Je finis d’avaler ma tasse de café, j’enfile une tenue adéquate, attrape mon appareil photo et saute dans ma voiture. Passé le nécessaire moment de pollution véhiculaire, je me retrouve le long de l’Ourthe dans un petit plan d’eau à l’écart du cours d’eau principal.

La nature m’accueille. Une libellule sur le chemin me salue et prend la pose au soleil. Quelques mètres plus loin, un héron semble me dire “ah… on t’attendait”. Je me faufile parmi les herbes touffues et me love dans un recoin discret, le long de l’eau. A peine arrivé, j’aperçois un castor se faufiler dans un fourré… Vraiment la matinée s’annonce sous les meilleurs auspices.

© Benoit Naveau

Soudain, un voyant s’allume sur mon appareil photo. C’est la batterie qui menace de me laisser tomber. Mais quand ? Dans dix, cinquante clichés ? Je décide de fonctionner à l’économie. Je ne déclencherai que lorsque ça en vaudra vraiment la peine.

Les minutes passent et mon stress se dégonfle comme un ballon de baudruche. J’entends le bruit du vent, les chants des oiseaux. Pas encore de martin-pêcheur à l’horizon mais il ne saurait tarder… Ah je l’aperçois d’un peu loin. Oui il est bien là, posé sur une branche… Il s’en va… Une heure passe. Je continue ma méditation, ma contemplation.
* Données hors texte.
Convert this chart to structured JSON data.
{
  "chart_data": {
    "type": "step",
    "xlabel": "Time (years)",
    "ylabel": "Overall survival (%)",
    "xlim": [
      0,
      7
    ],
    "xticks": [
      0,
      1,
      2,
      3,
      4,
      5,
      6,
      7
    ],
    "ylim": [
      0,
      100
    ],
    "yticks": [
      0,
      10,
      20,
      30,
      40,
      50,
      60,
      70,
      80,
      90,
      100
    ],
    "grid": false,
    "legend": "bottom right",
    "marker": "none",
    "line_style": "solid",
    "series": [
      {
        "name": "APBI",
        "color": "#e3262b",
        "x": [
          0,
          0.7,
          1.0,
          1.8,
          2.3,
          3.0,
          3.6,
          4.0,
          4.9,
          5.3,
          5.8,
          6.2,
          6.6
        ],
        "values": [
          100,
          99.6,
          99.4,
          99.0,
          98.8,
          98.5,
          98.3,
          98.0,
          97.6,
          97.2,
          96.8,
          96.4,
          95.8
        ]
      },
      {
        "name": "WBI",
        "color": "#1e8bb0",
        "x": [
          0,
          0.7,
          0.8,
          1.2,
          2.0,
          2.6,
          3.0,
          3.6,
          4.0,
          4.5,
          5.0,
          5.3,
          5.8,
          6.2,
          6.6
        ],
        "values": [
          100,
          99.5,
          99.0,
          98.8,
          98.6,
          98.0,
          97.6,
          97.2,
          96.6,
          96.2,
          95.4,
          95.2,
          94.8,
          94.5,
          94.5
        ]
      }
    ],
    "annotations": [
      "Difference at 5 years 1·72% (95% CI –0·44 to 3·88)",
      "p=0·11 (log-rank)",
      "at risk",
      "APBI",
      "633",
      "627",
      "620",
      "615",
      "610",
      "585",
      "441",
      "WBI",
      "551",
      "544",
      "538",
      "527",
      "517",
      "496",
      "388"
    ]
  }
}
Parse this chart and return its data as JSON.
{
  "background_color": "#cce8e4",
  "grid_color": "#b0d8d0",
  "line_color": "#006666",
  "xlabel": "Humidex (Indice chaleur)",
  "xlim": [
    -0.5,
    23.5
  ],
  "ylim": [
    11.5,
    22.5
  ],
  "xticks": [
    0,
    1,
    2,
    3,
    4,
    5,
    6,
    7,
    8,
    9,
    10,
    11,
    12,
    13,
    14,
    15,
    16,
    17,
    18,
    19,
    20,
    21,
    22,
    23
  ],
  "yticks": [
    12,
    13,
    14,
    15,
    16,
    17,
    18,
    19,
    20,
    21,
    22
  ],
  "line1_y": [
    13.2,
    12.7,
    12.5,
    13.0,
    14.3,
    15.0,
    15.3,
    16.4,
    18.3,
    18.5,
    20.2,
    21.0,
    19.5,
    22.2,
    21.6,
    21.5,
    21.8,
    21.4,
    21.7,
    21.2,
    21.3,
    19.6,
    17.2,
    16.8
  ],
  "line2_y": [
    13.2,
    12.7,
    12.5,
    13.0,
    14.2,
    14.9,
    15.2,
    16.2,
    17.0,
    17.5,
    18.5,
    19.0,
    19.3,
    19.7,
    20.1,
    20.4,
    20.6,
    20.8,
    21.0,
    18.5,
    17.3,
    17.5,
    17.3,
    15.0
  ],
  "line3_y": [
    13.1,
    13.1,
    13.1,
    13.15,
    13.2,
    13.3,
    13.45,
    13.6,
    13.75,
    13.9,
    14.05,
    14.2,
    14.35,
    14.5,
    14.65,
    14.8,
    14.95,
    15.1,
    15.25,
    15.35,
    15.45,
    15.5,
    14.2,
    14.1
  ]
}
Une autre heure. J’hésite à plier bagage mais je sens qu’aujourd’hui j’aurai droit à un cadeau si je me montre patient. J’ai là, juste en face de moi, une branche qui rendrait envieux n’importe quel être vivant se sentant un tant soit peu martin-pêcheur. Je suis certain qu’il finira par s’y poser. Je le sens, là entre mon cœur et mes tripes.

© Benoit Naveau

Le récit serait moins beau s’il ne s’y était pas posé. Il s’y pose une première fois brièvement… Première série de photographies… Maudite feuille dans le champ.

Je me sens veinard et en verve… je prends mon téléphone et commence à rédiger la chronique que vous lisez en cet instant. Deuxième arrêt au même endroit…. Merci la nature… Une troisième et une quatrième visite. C’est un festival de martins-pêcheurs… Ma batterie tient miraculeusement. Je suis comblé. Et dans le même temps. Je vous ai écrit ces quelques lignes.

Vraiment, aujourd’hui il fallait que je perde du temps…

Benoît NAVEAU


[INFOS QUALITE] statut : validé | mode d’édition : rédaction et iconographie | auteur : Benoît NAVEAU | illustrations : © Benoît NAVEAU.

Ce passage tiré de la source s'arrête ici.